University of Illinois
at
Urbana-Champaign


No. 8/May 16, 1997

Insects in Wheat Fields

People scouting wheat fields are beginning to find insects. Noel Troxclair, Extension educator in IPM at the Marion Extension Center, observed first and second instars of cereal leaf beetles in wheat fields in Jefferson and Hamilton counties. However, the larvae were not numerous. Not surprisingly, he also found as many as two to six aphids per plant in some of these fields. Most of the aphids (98 percent) were bird cherry-oat aphids; only 2 percent of them were greenbugs. Although entomologists have never been able to associate economic yield losses in wheat with infestations of bird cherry-oat aphids, the presence of many aphids early in the season deserves our attention.
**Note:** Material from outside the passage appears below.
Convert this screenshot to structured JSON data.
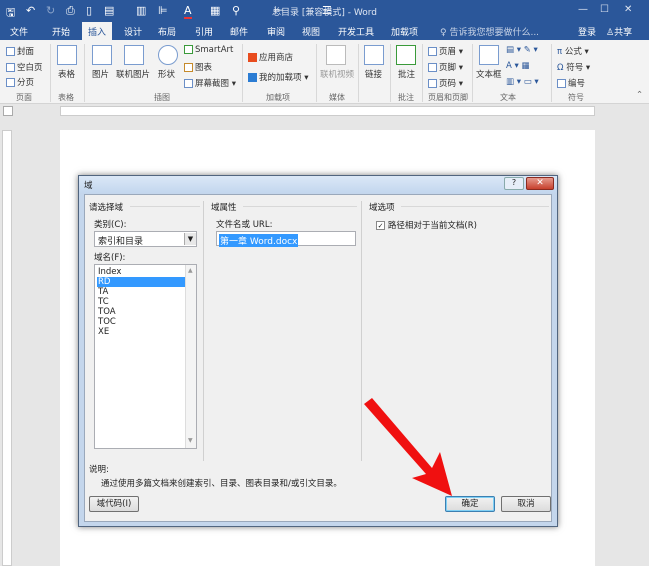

Noel believes that the cool temperatures are holding back the parasitoids that usually suppress early season populations of aphids in wheat. If aphids begin building their colonies in the absence of natural enemies, their numbers could escalate rapidly.

Although we have received no reports of armyworms in wheat, entomologists at Purdue University have been capturing armyworm moths in light traps over the past few weeks. Consequently, armyworm larvae could be feeding and growing on leaves closer to the ground. However, they should not become economically threatening until they become larger and begin feeding on leaves closer to the heads, especially the flag leaves.

If you are scouting wheat fields for cereal leaf beetles, aphids, and armyworms, you should be able to identify the insects you are looking for. In issue no. 5 (April 25) of this Bulletin, we described cereal leaf beetles, so here we offer descriptions of armyworm larvae and the aphids you might encounter in wheat. Young armyworm larvae, the ones you might find right now, are pale green in color and have a looping habit when they crawl. When the larvae are full grown, they are approximately 1-1/2 inches long and have distinct longitudinal white, brown, and orange stripes, most notably the orange stripes just beneath the spiracles on each side of the body. Black stripes on the prolegs are also noticeable.

Several aphid species can be found in wheat. English grain aphids are green and have long, narrow cornicles ("tailpipes" that protrude from the rear of the abdomen) that are entirely black. The bird cherry-oat aphid is olive green, with a red-orange band across the rear of the abdomen; the tips of its cornicles are black. The greenbug, the most threatening aphid species, is bright green, with a darker stripe along the middle of its back. The tips of the cornicles are black. Sketches of these three aphids' rear ends are shown in Figure 4.

It's probably too early for economic levels of any of these insects in wheat to have developed. However, their presence in any field should be noted. As wheat matures, feeding by any of these insects could become threatening if their densities are large enough and the flag leaves are affected. If you encounter large numbers of cereal leaf beetles, aphids, or armyworms in wheat, let us know so we can share the information.